Pasó parecido en el inicio de la segunda mitad, en la que el Rayo Majadahonda buscó progresar a través de la posesión y con los mismos protagonistas, si bien el bloque medio de los locales se convirtió en una falange espartana, impenetrable a todas luces. La cuestión a la postre decisiva estuvo en la atención fuera del terreno de juego que tuvo que recibir Pablo. Un error de entendimiento le llevó a entrar otra vez al campo sin el permiso del árbitro y a ver la segunda tarjeta amarilla. Mermados en número y con esa desventaja, pronto los de Alberto Álvarez vieron cómo cualquier cosa hecha o por hacer iba a ser en vano: Javi Díez filtró un pase magnífico hacia Slavy, que, aunque escorado, definió bien con la derecha, su pierna menos hábil.
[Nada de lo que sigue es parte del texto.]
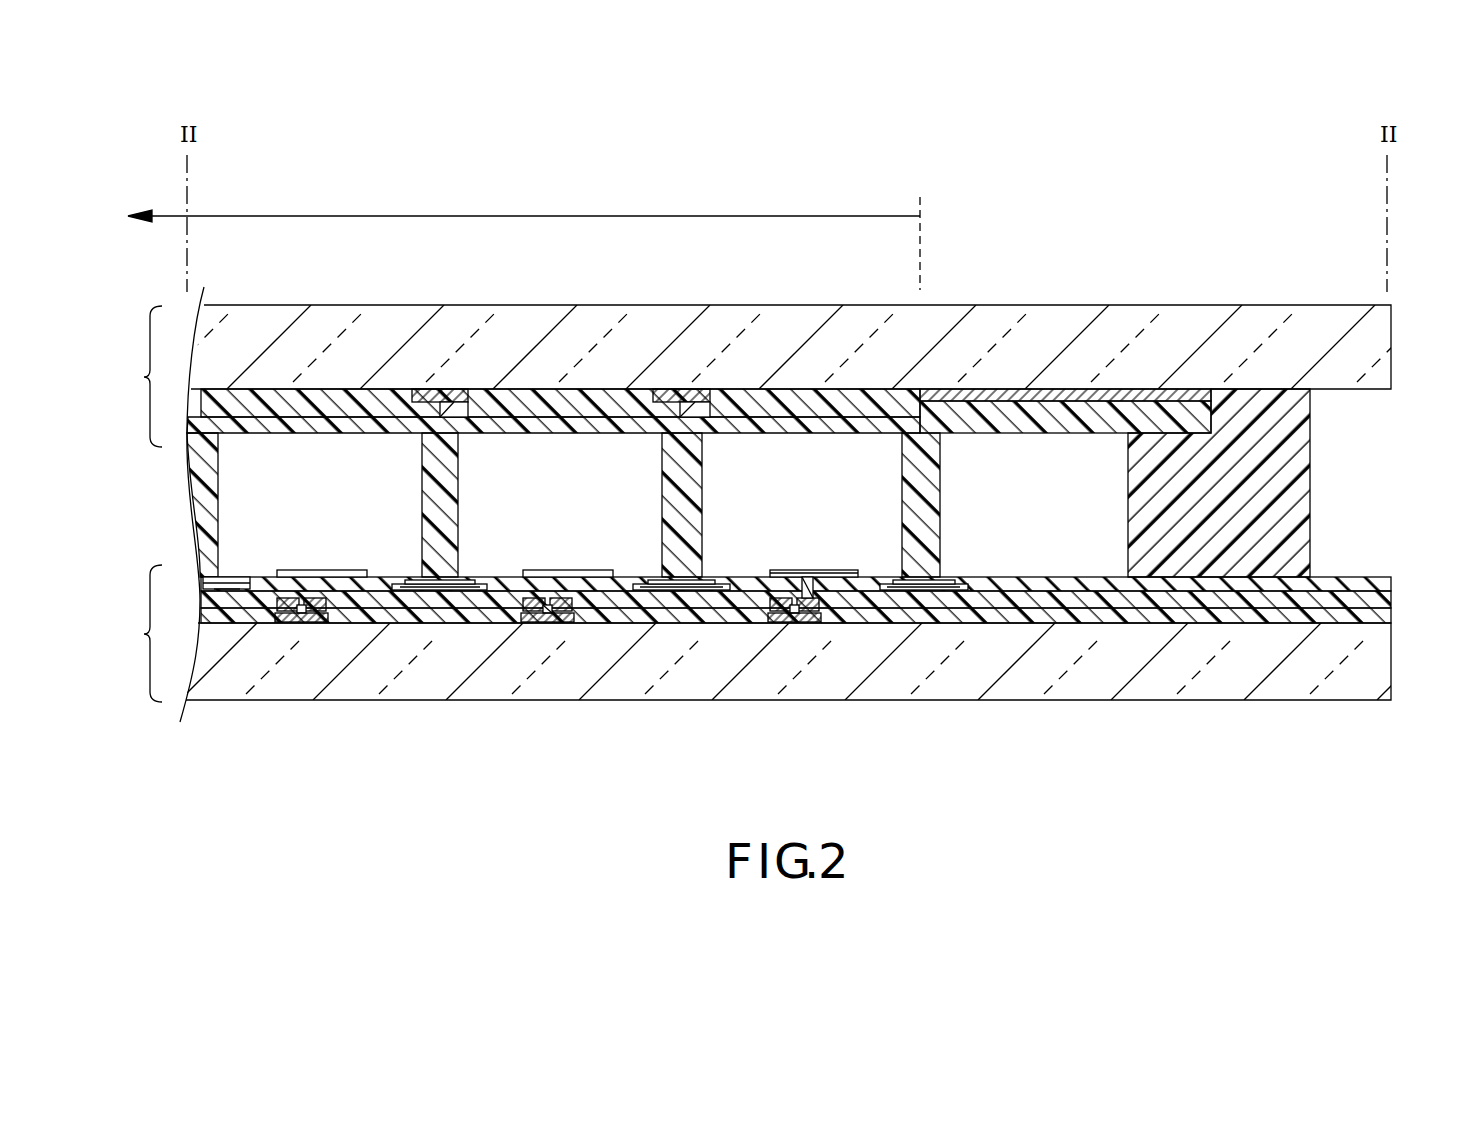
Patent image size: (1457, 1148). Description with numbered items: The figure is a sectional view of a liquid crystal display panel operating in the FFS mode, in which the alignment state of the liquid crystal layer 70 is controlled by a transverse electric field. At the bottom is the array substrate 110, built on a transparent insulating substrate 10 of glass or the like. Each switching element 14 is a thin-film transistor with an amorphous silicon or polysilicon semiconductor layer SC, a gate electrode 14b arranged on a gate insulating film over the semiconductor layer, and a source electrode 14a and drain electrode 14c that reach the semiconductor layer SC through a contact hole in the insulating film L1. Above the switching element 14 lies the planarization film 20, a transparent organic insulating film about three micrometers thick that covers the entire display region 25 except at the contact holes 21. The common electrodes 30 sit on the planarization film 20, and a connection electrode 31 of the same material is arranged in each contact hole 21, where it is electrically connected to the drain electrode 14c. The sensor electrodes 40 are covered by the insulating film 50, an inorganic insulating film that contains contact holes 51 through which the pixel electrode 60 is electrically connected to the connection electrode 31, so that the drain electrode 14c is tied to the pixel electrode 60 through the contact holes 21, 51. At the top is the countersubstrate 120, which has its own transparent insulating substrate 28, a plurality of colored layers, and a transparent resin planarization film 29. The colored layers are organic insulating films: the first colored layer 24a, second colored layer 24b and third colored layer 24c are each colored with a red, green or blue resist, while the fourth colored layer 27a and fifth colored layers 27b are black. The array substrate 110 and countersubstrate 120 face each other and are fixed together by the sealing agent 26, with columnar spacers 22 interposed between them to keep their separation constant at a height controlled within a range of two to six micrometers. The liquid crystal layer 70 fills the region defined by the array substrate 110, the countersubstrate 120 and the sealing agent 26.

The transparent insulating substrate 10 is at (1375, 663).
The switching element 14 is at (548, 705).
The source electrode 14a is at (530, 612).
The gate electrode 14b is at (561, 612).
The drain electrode 14c is at (575, 616).
The semiconductor layer SC is at (548, 614).
The planarization film 20 is at (1077, 600).
The contact hole 21 is at (824, 603).
The columnar spacer 22 is at (938, 513).
The first colored layer 24a is at (563, 402).
The second colored layer 24b is at (289, 402).
The third colored layer 24c is at (790, 402).
The display region 25 is at (524, 233).
The sealing agent 26 is at (1305, 454).
The fourth colored layer 27a is at (1033, 392).
The fifth colored layer 27b is at (432, 389).
The transparent insulating substrate 28 is at (1375, 354).
The transparent resin planarization film 29 is at (342, 433).
The common electrode 30 is at (636, 580).
The connection electrode 31 is at (810, 600).
The sensor electrode 40 is at (713, 580).
The insulating film 50 is at (1375, 584).
The contact hole 51 is at (803, 580).
The pixel electrode 60 is at (838, 570).
The liquid crystal layer 70 is at (252, 545).
The array substrate 110 is at (133, 633).
The countersubstrate 120 is at (133, 376).
The insulating film L1 is at (1375, 614).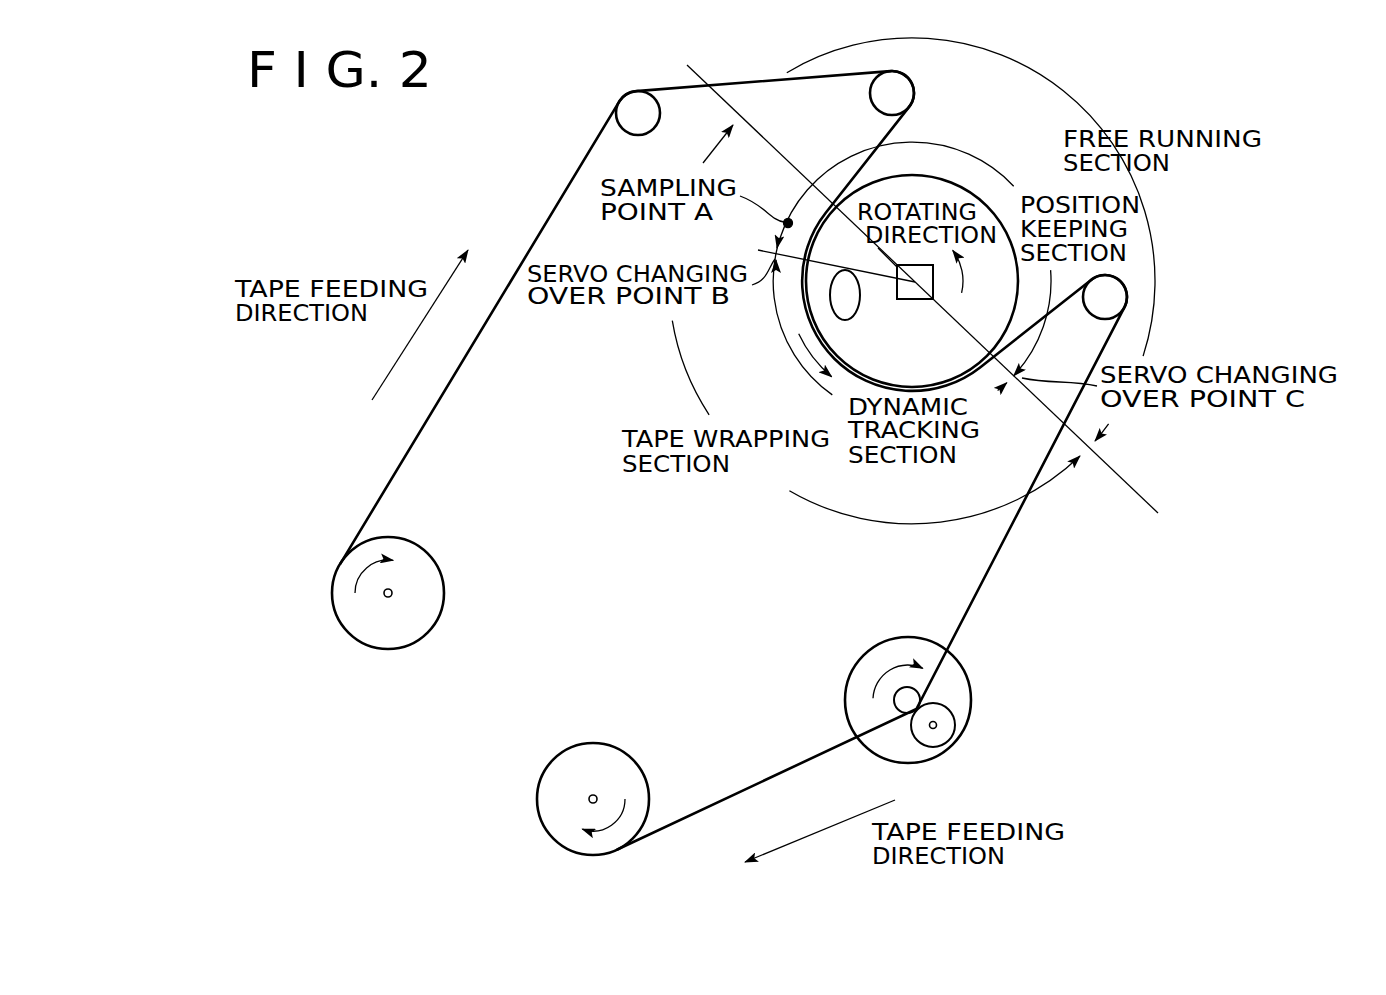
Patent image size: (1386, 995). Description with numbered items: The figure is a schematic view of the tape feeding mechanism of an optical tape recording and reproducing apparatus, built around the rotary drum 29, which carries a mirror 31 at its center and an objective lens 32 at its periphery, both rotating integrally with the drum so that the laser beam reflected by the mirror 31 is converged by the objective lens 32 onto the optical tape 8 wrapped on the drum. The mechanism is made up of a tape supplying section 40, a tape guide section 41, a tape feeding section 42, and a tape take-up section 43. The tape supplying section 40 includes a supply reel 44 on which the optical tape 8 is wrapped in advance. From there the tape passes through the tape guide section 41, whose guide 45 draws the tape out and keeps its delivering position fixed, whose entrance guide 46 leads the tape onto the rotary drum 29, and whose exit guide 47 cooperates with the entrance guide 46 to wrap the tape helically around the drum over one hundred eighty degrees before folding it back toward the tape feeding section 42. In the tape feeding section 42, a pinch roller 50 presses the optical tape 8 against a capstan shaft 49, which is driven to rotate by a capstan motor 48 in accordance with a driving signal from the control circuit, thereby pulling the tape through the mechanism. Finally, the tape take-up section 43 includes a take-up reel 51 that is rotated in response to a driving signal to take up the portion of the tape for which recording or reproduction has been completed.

No se diluyeron los majariegos, aunque tampoco rondaron la puerta rival. Castri y Cadaveira buscaron el cuarto en un arreón final en el que dejaron varias delicatessens técnicas que no pudieron concretar en forma de gol. Habría sido un castigo entendido como excesivo por el conjunto rayista, como de hecho quizás fue el marcador final. No obstante, el Real Valladolid fue mejor en las áreas y fue superior durante diferentes fases en el centro del campo, lo que le permitió sumar el quinto triunfo consecutivo y la cuarta jornada seguida sin encajar, cifras que le permitirán ir a Valdebebas con toda la ilusión del mundo para poder puntuar.